Une autre extrême correspond au philosémitisme qui exprime aussi l’incapacité à voir un Juif comme un individu normal. Une femme parle d’un Allemand qui a stoppé sa voiture, en criant qu’il aime les Juifs. Elle a ajouté : “Nous en étions effrayés et voulions fuir. Il est devenu évident qu’il voulait absolument nous embrasser[9].
Les interviewés font de nombreuses propositions pour l’amélioration de la situation et le renforcement de la lutte contre l’antisémitisme. Certaines peuvent être partiellement efficaces si on les mène jusqu’au bout.
La première partie de l’étude menée par Andreas Zick, Andreas Hövermann et Silke Jensen de l’Université Bielefeld est plus traditionnelle. Au cours du printemps 2016, on a demandé à 553 Juifs de remplir un questionnaire en ligne[10]. Cela a débouché sur des résultats qui sont souvent en accord avec ceux d’études majeures sur l’antisémitisme dans douze pays de l’U.E conduite par l’Agence sur les Droits Fondamentaux (ADF – FRA)[11].
Dans l’introduction du nouveau rapport, les auteurs disent que l’antisémitisme fait partie de la vie quotidienne en Allemagne. Il s’exprime par des stéréotypes, une déshumanisation générale des Juifs et du Judaïsme, des préjugés antisémites et des images dans les médias aussi bien ouverts que sournois[12].
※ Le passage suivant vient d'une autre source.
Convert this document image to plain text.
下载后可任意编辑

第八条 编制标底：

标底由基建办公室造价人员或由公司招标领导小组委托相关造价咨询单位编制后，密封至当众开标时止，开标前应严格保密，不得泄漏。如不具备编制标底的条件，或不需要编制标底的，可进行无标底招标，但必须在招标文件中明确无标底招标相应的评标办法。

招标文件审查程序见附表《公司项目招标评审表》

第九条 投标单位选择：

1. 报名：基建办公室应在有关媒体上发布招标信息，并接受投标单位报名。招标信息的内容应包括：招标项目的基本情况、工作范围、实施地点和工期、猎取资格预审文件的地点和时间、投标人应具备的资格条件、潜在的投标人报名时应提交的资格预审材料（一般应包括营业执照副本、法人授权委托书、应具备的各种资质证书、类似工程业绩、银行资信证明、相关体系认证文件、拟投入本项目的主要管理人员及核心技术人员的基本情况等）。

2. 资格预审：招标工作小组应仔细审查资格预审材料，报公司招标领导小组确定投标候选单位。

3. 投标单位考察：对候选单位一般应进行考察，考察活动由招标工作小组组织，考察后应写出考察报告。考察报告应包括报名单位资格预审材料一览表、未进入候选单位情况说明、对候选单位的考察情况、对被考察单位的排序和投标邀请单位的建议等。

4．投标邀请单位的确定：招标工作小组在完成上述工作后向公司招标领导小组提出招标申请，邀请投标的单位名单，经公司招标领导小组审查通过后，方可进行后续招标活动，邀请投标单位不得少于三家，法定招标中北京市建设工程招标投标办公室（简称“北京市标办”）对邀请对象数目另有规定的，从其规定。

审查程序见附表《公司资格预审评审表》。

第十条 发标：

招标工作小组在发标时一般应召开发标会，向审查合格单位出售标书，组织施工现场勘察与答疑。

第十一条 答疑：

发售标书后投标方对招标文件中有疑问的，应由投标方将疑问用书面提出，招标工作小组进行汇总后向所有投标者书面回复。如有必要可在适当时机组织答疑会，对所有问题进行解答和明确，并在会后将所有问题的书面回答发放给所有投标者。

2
En ce qui concerne le palmarès dans le classement des faits antisémites, l’incitation à la haine dans les réseaux sociaux est en tête de gondole parmi les gros ou très gros problèmes qui apparaissent. Elle est suivie de près par ordre d’importance, par la présentation déformée des faits à propos d’Israël dans les médias et l’inversion de la Shoah, c’est-à-dire la comparaison des actions d’Israël avec ceux du National-Socialisme et la Shoah en particulier.
Non loin derrière, on trouve l’antisémitisme dans les manifestations, l’antisméitisme dans les discussions – par exemple à l’école, sur les lieux de travail ou ailleurs – les insultes verbales et le harcèlement visant les Juifs[13].
La conclusion majeure et inévitable de l’Etude, même si elle n’est pas mentionnée dans le rapport, est qu’il n’existe aucune normalité de la vie juive en Allemagne. A celle-ci, on peut ajouter que les Juifs vivant en Allemagne devraient probablement renoncer à l’illusion que leur vie puisse jamais être “normale”, à l’image de celle de la majorité des citoyens.
Par Manfred Gerstenfeld
Le Dr. Manfred Gerstenfeld a présidé pendant 12 ans le Conseil d’Administration du Centre des Affaires Publiques de Jérusalem (2000-2012). Il a publié plus de 20 ouvrages. Plusieurs d’entre eux traitent d’anti-israélisme et d’antisémitisme.